PROXY FOR THE ANNUAL MEETING OF STOCKHOLDERS
TO BE HELD ON DECEMBER 19, 2003
THIS PROXY IS SOLICITED ON BEHALF OF THE BOARD OF DIRECTORS
The undersigned stockholder(s) of BAM! Entertainment, Inc. a Delaware corporation, hereby acknowledges receipt of the Notice of Annual Meeting of Stockholders and Proxy Statement, each dated November 26, 2003, and hereby appoints Stephen M. Ambler and George M. Sundheim, III and each of them, with full power of substitution, as attorneys-in-fact and proxies for, and in the name and place of, the undersigned, and hereby authorizes each of them to represent and to vote all of the shares which the undersigned is entitled to vote at the Annual Meeting of Stockholders of BAM! Entertainment, Inc. to be held at the Hotel de Anza located at 233 West Santa Clara Street, San Jose, CA 95113 on Tuesday, December 19, 2003, at 10:00 a.m. Pacific time, and at any adjournments thereof, upon the matters as set forth in the Notice of Annual Meeting of Stockholders and Proxy Statement, receipt of which is hereby acknowledged.

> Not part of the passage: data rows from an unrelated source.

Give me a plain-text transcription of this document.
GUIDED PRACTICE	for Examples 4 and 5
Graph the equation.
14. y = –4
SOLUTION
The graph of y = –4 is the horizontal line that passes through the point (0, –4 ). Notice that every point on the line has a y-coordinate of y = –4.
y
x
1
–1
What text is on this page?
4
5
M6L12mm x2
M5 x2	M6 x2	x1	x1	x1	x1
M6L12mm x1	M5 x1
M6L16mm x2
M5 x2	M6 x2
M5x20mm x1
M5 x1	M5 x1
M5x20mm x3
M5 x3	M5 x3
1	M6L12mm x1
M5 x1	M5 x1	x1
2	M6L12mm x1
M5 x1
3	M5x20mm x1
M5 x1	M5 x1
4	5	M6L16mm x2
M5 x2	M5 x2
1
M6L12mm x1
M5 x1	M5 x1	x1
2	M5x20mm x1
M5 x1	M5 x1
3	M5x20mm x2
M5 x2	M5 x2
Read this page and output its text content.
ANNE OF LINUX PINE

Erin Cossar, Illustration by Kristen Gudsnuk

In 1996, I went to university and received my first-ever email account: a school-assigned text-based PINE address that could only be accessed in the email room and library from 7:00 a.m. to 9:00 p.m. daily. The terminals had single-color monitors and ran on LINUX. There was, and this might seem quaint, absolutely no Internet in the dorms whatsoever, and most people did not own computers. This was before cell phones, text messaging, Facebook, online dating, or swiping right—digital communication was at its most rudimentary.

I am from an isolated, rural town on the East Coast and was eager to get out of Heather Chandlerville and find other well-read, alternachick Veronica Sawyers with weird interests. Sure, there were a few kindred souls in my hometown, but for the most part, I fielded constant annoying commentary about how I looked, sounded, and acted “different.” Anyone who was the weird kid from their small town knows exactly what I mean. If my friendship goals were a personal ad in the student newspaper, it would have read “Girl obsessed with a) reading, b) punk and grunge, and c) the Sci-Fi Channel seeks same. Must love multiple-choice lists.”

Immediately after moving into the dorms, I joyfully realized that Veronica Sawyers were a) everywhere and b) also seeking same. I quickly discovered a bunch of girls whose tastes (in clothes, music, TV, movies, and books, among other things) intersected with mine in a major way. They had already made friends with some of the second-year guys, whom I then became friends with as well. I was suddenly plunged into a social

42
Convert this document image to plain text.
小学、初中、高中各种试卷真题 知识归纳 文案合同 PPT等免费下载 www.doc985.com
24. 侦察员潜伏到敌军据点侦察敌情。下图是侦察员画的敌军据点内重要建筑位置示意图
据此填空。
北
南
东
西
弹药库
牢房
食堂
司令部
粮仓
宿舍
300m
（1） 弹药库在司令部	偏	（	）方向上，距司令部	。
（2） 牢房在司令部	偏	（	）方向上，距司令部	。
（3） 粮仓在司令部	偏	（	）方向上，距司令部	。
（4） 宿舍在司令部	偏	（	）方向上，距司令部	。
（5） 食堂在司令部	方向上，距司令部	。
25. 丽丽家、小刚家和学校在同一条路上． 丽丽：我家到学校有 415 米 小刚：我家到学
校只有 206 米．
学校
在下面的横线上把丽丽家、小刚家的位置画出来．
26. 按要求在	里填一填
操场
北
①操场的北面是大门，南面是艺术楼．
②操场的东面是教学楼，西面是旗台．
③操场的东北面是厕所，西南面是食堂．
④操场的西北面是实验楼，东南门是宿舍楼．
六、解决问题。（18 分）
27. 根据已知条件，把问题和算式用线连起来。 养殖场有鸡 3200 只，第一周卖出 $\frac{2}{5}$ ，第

THIS PROXY, WHEN PROPERLY EXECUTED AND RETURNED IN A TIMELY MANNER, WILL BE VOTED AT THE ANNUAL MEETING AND AT ANY ADJOURNMENTS THEREOF IN THE MANNER DIRECTED HEREIN BY THE UNDERSIGNED STOCKHOLDER(S). IF NO SPECIFICATION IS MADE, THE PROXY WILL BE VOTED FOR ELECTION OF THE NOMINEE LISTED IN PROPOSAL 1, FOR APPROVAL OF PROPOSALS 2, 3 AND 4 AS DESCRIBED IN THE PROXY, AND IN ACCORDANCE WITH THE JUDGMENT OF THE PERSONS NAMED AS PROXIES HEREIN ON ANY OTHER MATTERS THAT MAY PROPERLY COME BEFORE THE ANNUAL MEETING.
PLEASE MARK, SIGN, DATE AND RETURN THIS PROXY CARD PROMPTLY USING THE ENCLOSED ENVELOPE.